Up until the oil shock of the 70's, Friedman was what Keynes had been a generation before -- a pariah. But, just as extreme conditions in the '30's forced a re -examination of the conventional wisdom, Friedman's prescriptions became the order of the day and -- like Keynes theories a generation before -- dogma. Essentially, the Friedman dogma held that, if an economy was to work well, Galbraith's counterveiling forces had to be dismantled in the name of freedom. If Galbraith viewed human nature skeptically, Friedman viewed the nature of that human institution -- government -- skeptically. His has been the prevailing economic paradigm for the last thirty years.
The problem in this new century is, however, that -- once again -- the policy is not working. Just as Keynes had never factored in a global oil cartel, Friedman's thought did not make room for globalization. In the Friedman paradigm, individual central banks exercise control over separate national economies. But now those central banks are, to some degree, hostages to international economic forces. They certainly are hard pressed to deal with a world where capital crosses international borders at the spead of light and the economic shifts which the flow of captial cause can be just as swift and brutal. Workers can lose their jobs as quickly as capital moves. Finding new and similarly remunerative employment takes a long time -- if such employment can be found at all. One simple lever is not enough to deal with a globalized economy. Once again, the cow is eating well; but not much of either quantity or quality is coming out the back end. Or as Jane Yellen, the president and chief executive of the Reserve Bank of San Francisco put it in a recent speech," much of the gain for macroeconomic performance has gone to just a small segment of the population -- those already in the upper part of the distribution."
In other words, while Friedman's policies encouraged economic growth and low inflation, they also encouraged tremendous economic inequality. According to Executive Paywatch, an AFL-CIO website, the pay differential between executives and their employees went from 80 to 1 in 1980 to 411 to 1 in 2005. And during this time, Yellan says, not only were many low wage jobs eliminated by technology, but "wages in the middle not only rose far more slowly than those at the top, they also rose more slowly than those at the bottom of the distribution." The folks who have felt the inequality most are the folks in the middle.

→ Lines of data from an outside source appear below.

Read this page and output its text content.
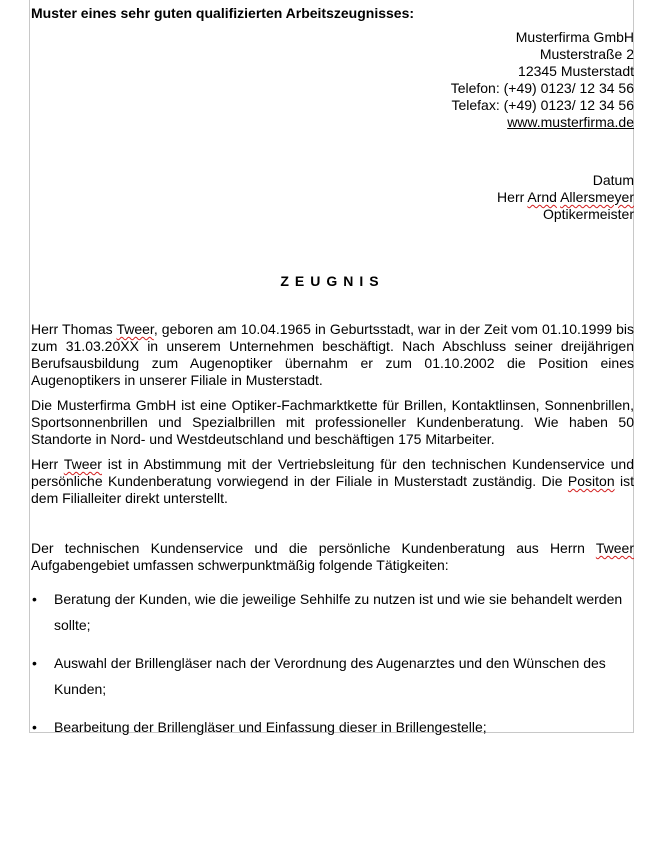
Muster eines sehr guten qualifizierten Arbeitszeugnisses:
Musterfirma GmbH
Musterstraße 2
12345 Musterstadt
Telefon: (+49) 0123/ 12 34 56
Telefax: (+49) 0123/ 12 34 56
www.musterfirma.de
Datum
Herr Arnd Allersmeyer
Optikermeister
ZEUGNIS

Herr Thomas Tweer, geboren am 10.04.1965 in Geburtsstadt, war in der Zeit vom 01.10.1999 bis zum 31.03.20XX in unserem Unternehmen beschäftigt. Nach Abschluss seiner dreijährigen Berufsausbildung zum Augenoptiker übernahm er zum 01.10.2002 die Position eines Augenoptikers in unserer Filiale in Musterstadt.

Die Musterfirma GmbH ist eine Optiker-Fachmarktkette für Brillen, Kontaktlinsen, Sonnenbrillen, Sportsonnenbrillen und Spezialbrillen mit professioneller Kundenberatung. Wie haben 50 Standorte in Nord- und Westdeutschland und beschäftigen 175 Mitarbeiter.

Herr Tweer ist in Abstimmung mit der Vertriebsleitung für den technischen Kundenservice und persönliche Kundenberatung vorwiegend in der Filiale in Musterstadt zuständig. Die Positon ist dem Filialleiter direkt unterstellt.

Der technischen Kundenservice und die persönliche Kundenberatung aus Herrn Tweer Aufgabengebiet umfassen schwerpunktmäßig folgende Tätigkeiten:

• Beratung der Kunden, wie die jeweilige Sehhilfe zu nutzen ist und wie sie behandelt werden sollte;
• Auswahl der Brillengläser nach der Verordnung des Augenarztes und den Wünschen des Kunden;
• Bearbeitung der Brillengläser und Einfassung dieser in Brillengestelle;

That record needs to be set alongside the thirty years from the beginning of World War II until the Great Downturn of the 1970's. According to Richard Parker, the author of a recent biography on Galbraith, from 1940 until 1970 median household income (adjusted for inflation) doubled, while from 1970 until 2000 the growth in the economy "made for a radical income and wealth distribution, as the fortunes of the rich increased, the poor stagnated, and the middle class suffered through the longest drought of real income gains since the Great Depression."
What all of this suggests is that it is dangerous to turn economists into high priests who speak eternal truths. Both Friedman and Galbraith are dead now. But, considering their humble origins, this development is more than a little ironic. Both men had far reaching influence in their time -- although Friedman's libertarianism returned us to a more brutal universe. However that may be, the point is that times change and dogma doesn't. Dogma is an appropriate subject for theology. But it has no place in economic theory. Once economics becomes theology, we are all in trouble. To find solutions for our times, we would be wise to begin looking to today's economic heretics.